7/10
An interesting little love triangle
26 November 2019
There's a certain oddness to one of the central relationships in this film that lends itself to a certain reading that the movie never really follows through on, and the ending doesn't quite feel right. However, the rest of it is the same level of character, easy plotting, and great dialogue we have come to expect from Billy Wilder and his writing partner Charles Brackett.

It's post-war Berlin. The city is still a ruin. There's no industry anymore. The few residents left are living a barter existence through the black market. The US Army has taken complete police control over certain sections of the city, and one army captain is using his place of authority to protect and lord over an attractive German woman. The scene that introduces Captain Pringle and Erika von Schlutow is brimming with a dominant, submissive relationship. Pringle holds Erika's livelihood in his hands. He brings her a new mattress that he traded a cake from home for, and he threatens to not give it to her. He doesn't even ask for anything. He places his hands on her throat. It's an odd dynamic that the movie never really pursues, though there are easy implications for the nature of the relationship between an occupying force and the occupied.

The cake was brought by an Iowa congresswoman at the behest of one of her constituents, Pringle's old flame from back home. The congresswoman, Phoebe Frost, is part of a committee visit to ascertain the wellbeing of the American troops stationed in Berlin. She's essentially the polar opposite to Erika. Erika is a sexpot, singing in black market nightclubs in glitzy dresses with hair spilling out around her head. Phoebe where's business dresses, keeps her mouth small when she talks, and has tightly styled hair on her head. The irony is that Phoebe starts investigating Erika with Pringle, but Pringle is the one who forged Erika's paperwork to allow her to work. The problem is that Erika was the squeeze of a very powerful Nazi official and Pringle had no idea.

And that creates the central tension in the film. Pringle wants to defend Erika, but in order to do that he has to throw Phoebe off the track for the few days she's in Berlin, and the only way he can figure out to do that is to seduce Phoebe. They're both from Iowa, and Pringle is an attractive man giving a mousy woman attention.
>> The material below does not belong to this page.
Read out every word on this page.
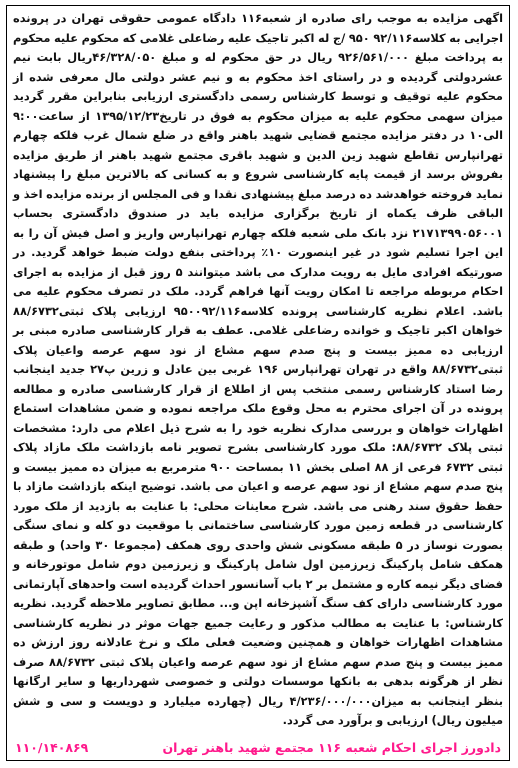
اگهی مزایده به موجب رای صادره از شعبه۱۱۶ دادگاه عمومی حقوقی تهران در پرونده اجرایی به کلاسه۹۲/۱۱۶ ۹۵۰ /ج له اکبر تاجیک علیه رضاعلی غلامی که محکوم علیه محکوم به پرداخت مبلغ ۹۲۶/۵۶۱/۰۰۰ ریال در حق محکوم له و مبلغ ۴۶/۳۲۸/۰۵۰ریال بابت نیم عشردولتی گردیده و در راستای اخذ محکوم به و نیم عشر دولتی مال معرفی شده از محکوم علیه توقیف و توسط کارشناس رسمی دادگستری ارزیابی بنابراین مقرر گردید میزان سهمی محکوم علیه به میزان محکوم به فوق در تاریخ۱۳۹۵/۱۲/۲۳ از ساعت۹:۰۰ الی۱۰ در دفتر مزایده مجتمع قضایی شهید باهنر واقع در ضلع شمال غرب فلکه چهارم تهرانپارس تقاطع شهید زین الدین و شهید باقری مجتمع شهید باهنر از طریق مزایده بفروش برسد از قیمت پایه کارشناسی شروع و به کسانی که بالاترین مبلغ را پیشنهاد نماید فروخته خواهدشد ده درصد مبلغ پیشنهادی نقدا و فی المجلس از برنده مزایده اخذ و الباقی ظرف یکماه از تاریخ برگزاری مزایده باید در صندوق دادگستری بحساب ۲۱۷۱۳۹۹۰۵۶۰۰۱ نزد بانک ملی شعبه فلکه چهارم تهرانپارس واریز و اصل فیش آن را به این اجرا تسلیم شود در غیر اینصورت ۱۰٪ پرداختی بنفع دولت ضبط خواهد گردید. در صورتیکه افرادی مایل به رویت مدارک می باشد میتوانند ۵ روز قبل از مزایده به اجرای احکام مربوطه مراجعه تا امکان رویت آنها فراهم گردد. ملک در تصرف محکوم علیه می باشد. اعلام نظریه کارشناسی پرونده کلاسه۹۵۰۰۹۲/۱۱۶ ارزیابی پلاک ثبتی۸۸/۶۷۳۲ خواهان اکبر تاجیک و خوانده رضاعلی غلامی. عطف به قرار کارشناسی صادره مبنی بر ارزیابی ده ممیز بیست و پنج صدم سهم مشاع از نود سهم عرصه واعیان پلاک ثبتی۸۸/۶۷۳۲ واقع در تهران تهرانپارس ۱۹۶ غربی بین عادل و زرین پ۲۷ جدید اینجانب رضا استاد کارشناس رسمی منتخب پس از اطلاع از قرار کارشناسی صادره و مطالعه پرونده در آن اجرای محترم به محل وقوع ملک مراجعه نموده و ضمن مشاهدات استماع اظهارات خواهان و بررسی مدارک نظریه خود را به شرح ذیل اعلام می دارد: مشخصات ثبتی پلاک ۸۸/۶۷۳۲: ملک مورد کارشناسی بشرح تصویر نامه بازداشت ملک مازاد پلاک ثبتی ۶۷۳۲ فرعی از ۸۸ اصلی بخش ۱۱ بمساحت ۹۰۰ مترمربع به میزان ده ممیز بیست و پنج صدم سهم مشاع از نود سهم عرصه و اعیان می باشد. توضیح اینکه بازداشت مازاد با حفظ حقوق سند رهنی می باشد. شرح معاینات محلی: با عنایت به بازدید از ملک مورد کارشناسی در قطعه زمین مورد کارشناسی ساختمانی با موقعیت دو کله و نمای سنگی بصورت نوساز در ۵ طبقه مسکونی شش واحدی روی همکف (مجموعا ۳۰ واحد) و طبقه همکف شامل پارکینگ زیرزمین اول شامل پارکینگ و زیرزمین دوم شامل موتورخانه و فضای دیگر نیمه کاره و مشتمل بر ۲ باب آسانسور احداث گردیده است واحدهای آپارتمانی مورد کارشناسی دارای کف سنگ آشپزخانه اپن و... مطابق تصاویر ملاحظه گردید. نظریه کارشناس: با عنایت به مطالب مذکور و رعایت جمیع جهات موثر در نظریه کارشناسی مشاهدات اظهارات خواهان و همچنین وضعیت فعلی ملک و نرخ عادلانه روز ارزش ده ممیز بیست و پنج صدم سهم مشاع از نود سهم عرصه واعیان پلاک ثبتی ۸۸/۶۷۳۲ صرف نظر از هرگونه بدهی به بانکها موسسات دولتی و خصوصی شهرداریها و سایر ارگانها بنظر اینجانب به میزان۴/۲۳۶/۰۰۰/۰۰۰ ریال (چهارده میلیارد و دویست و سی و شش میلیون ریال) ارزیابی و برآورد می گردد.

دادورز اجرای احکام شعبه ۱۱۶ مجتمع شهید باهنر تهران
۱۱۰/۱۴۰۸۶۹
Seducing her isn't that hard. She's enamored with him very quickly, but Pringle himself can never quite disconnect from either.

The inherent conflict is most of the movie and it makes for an entertaining mix of light comical farce and drama. The ending, though, tries to combine both and I'm not sure it really works. Erika gets hauled off after her Nazi squeeze comes out of hiding for her and gets shot. Phoebe then is able to pursue Pringle in a wave of relief after she thought he had died instead. The visuals of her going after him evoke an earlier scene where he had gone after her initially. In the earlier seen, she was pulling out drawers to block his way, but Pringle simply closed them and kept after her. In the later scene, Pringle is throwing chairs between them and Phoebe is knocking them away. So, while there's a nice visual echo within the moment, the fact that it ends on a lighter note just doesn't feel right. The Pringle and Phoebe relationship was always a sham, and the idea that it ends happily somehow feels wrong.

Still, the movie as a whole is quite entertaining. I know some people rank this as one of Wilder's best movies, but I have to rank it lower. It's good, but doesn't come close to the heights of some of his other films.